Willis Gifford, who arrived spotless in new sneakers and creased trousers, was instantly attacked by the make-up man with dirt in an aerosol can, then handed a fishing rod to go for minnows. Charles J. Blair managed to lose his fishing rod and was docked his first day’s pay of $25 for losing a prop.

The first scene on the dock was shot 14 times. “No wonder they all go nuts out in Hollywood,” one Islander remarked.

Then the rains came.

After buying Norton & Easterbrooks and Turf and Tackle out of foul-weather gear and 10 hours of work on the set (rain or no rain) they had shot 140 seconds of film for the movie.

The next day was Saturday and sightseers added themselves to the crowd on the dock. More scenes were taken for background. Mrs. Charles J. Blair say in her prop (a boat) and did a crossword puzzle. Robert Shaw arrived from Ireland to play Quint, the shark killer; Darryl Zanuck mushed about the set; and Eleanor Harvey spent another day cramped in a boat almost too small to float.

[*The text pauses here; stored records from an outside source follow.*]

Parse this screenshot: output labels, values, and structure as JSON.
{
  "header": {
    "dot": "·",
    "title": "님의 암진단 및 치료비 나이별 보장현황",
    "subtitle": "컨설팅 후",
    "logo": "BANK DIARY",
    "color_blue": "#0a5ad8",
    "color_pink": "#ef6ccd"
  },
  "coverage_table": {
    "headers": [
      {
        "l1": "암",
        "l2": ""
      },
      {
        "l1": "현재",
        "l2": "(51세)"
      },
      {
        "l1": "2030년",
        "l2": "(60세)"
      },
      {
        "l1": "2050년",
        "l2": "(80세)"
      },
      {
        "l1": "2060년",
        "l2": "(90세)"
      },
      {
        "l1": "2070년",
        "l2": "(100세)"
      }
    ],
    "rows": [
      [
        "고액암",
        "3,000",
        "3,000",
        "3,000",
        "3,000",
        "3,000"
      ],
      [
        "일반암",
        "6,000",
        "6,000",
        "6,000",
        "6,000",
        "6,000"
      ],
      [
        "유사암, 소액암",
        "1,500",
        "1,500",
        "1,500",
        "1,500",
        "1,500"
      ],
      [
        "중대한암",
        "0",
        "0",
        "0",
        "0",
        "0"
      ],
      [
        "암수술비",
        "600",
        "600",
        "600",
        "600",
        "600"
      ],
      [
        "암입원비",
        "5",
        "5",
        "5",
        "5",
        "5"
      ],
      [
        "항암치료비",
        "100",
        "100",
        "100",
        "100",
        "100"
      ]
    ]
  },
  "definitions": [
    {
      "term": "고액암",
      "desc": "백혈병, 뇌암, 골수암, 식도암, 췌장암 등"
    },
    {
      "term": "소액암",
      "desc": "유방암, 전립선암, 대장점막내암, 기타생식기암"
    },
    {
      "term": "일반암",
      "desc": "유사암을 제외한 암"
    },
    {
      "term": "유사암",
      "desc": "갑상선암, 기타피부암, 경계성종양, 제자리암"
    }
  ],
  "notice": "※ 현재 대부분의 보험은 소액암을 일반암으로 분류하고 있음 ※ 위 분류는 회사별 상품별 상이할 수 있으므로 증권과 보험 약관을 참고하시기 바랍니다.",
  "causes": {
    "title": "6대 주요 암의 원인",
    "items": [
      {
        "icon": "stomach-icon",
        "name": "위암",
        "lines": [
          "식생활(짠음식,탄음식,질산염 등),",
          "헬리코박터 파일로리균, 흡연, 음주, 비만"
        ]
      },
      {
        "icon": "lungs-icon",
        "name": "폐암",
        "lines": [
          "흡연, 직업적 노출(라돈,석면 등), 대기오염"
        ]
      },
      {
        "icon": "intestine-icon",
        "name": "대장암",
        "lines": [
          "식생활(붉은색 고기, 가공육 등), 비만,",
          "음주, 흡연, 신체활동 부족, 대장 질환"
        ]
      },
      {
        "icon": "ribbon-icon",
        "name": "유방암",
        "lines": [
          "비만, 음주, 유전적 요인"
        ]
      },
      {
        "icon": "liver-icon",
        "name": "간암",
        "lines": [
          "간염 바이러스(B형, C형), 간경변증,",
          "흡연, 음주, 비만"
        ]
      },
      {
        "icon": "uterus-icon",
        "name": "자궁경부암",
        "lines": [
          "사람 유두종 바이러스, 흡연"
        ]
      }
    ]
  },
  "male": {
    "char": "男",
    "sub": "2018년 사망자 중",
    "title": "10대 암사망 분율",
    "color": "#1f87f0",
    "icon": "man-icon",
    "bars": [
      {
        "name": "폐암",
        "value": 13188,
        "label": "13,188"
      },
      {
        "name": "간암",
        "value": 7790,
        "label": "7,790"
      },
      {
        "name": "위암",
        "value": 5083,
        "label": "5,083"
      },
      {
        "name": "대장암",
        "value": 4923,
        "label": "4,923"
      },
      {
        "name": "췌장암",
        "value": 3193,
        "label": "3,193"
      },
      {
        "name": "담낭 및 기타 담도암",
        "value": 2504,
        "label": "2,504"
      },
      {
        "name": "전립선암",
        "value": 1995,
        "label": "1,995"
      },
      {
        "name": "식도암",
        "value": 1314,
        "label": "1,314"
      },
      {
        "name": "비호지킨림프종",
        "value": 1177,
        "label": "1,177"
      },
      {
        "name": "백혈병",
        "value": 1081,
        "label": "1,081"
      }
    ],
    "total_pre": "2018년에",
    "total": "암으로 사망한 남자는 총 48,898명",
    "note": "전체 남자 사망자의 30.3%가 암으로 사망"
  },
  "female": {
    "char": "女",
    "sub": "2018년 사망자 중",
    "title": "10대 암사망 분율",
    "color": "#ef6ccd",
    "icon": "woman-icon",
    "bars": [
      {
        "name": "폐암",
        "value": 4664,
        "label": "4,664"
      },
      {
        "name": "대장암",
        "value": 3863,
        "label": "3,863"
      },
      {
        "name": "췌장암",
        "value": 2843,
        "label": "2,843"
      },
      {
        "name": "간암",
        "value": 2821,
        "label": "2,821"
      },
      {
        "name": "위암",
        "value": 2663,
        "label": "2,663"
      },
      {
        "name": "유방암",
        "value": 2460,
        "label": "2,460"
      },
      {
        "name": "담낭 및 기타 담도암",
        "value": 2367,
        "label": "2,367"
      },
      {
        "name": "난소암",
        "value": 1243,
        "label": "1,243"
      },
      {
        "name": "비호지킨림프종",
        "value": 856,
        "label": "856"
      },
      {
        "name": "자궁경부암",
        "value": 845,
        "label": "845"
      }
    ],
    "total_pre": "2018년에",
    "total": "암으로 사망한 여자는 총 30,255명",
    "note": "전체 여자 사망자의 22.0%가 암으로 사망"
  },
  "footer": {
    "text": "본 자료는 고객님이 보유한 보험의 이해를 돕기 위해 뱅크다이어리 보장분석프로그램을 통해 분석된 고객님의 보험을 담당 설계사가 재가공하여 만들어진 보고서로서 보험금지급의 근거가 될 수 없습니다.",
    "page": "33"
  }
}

Teddy Grossman, who plays a drunk, staggered down the dock with an ice bucket and huge bag of popcorn. To the tune of the director yelling, “funnier!” he staggered forward, swayed in the breeze, boarded a boat, tripped over the painter backward, and sailed into the drink.

Monday found the little fleet offshore bouncing and bounding in gray seas so angry that only two takes were made before the armada returned to the harbor and the camera moved to the stability of Jaws headquarters in the Christine Pease house, where filming was done in the mini-police station.

Next day the fleet sailed again. The weather wasn’t much better, but the water was less bumpy, so they got on with filming. In the process the Flicka sank (which was supposed to happen) and was then pumped and raised in case retakes were needed. She is now scarred with shark tooth marks along her gunwale.

A B.B.C. company arrived that day to do a documentary on the filming, and in the process of leaping from one boat to another one of the actors missed.

Wednesday the armada worked off Cape Pogue and the extras chummed for the shark. Production didn’t know when the chum (scup, bass and leftover meat) would be needed; so it had been kept handy on the dock, in the sun, since Friday. So-o-o, well, to say the least it was fragrant, and to make it even more unattractive makeup men had made up the chum with blood by Max Factor.

After all this smelly fish on the bouncy briny it is a wonder that anyone could eat lunch, but this was served on those long tables at the boat yard.

For some of the scenes on board boats they are using a small Panavision camera which cannot be purchased but must be rented — for a rumored sum of $1,200 a week. At the end of each day’s shooting the film is flown to California and the Technicolor labs where it is developed and prints, made from the negatives, are posted back. These are called dailies. The first day’s takes gave been screened, and, said Miss Barbara Bass, the second assistant director, they’re good, “very good”.

Wednesday afternoon Mrs. Daniel Hull was promoted from status as an extra to a “day playing part,” which means she spoke. She and Richard Hewitt each thought they had hooked the shark, but they had only hooked each other. Cherry bombs were used to sound like rifle shots, but they weren’t loud enough at sea; so Lord only knows what they will use next. Already people ashore were claiming they had seen depth charges.

The mechanical and real sharks have not yet arrived. The immediate future shooting is scheduled in the mock police station, which has just been renovated into a morgue.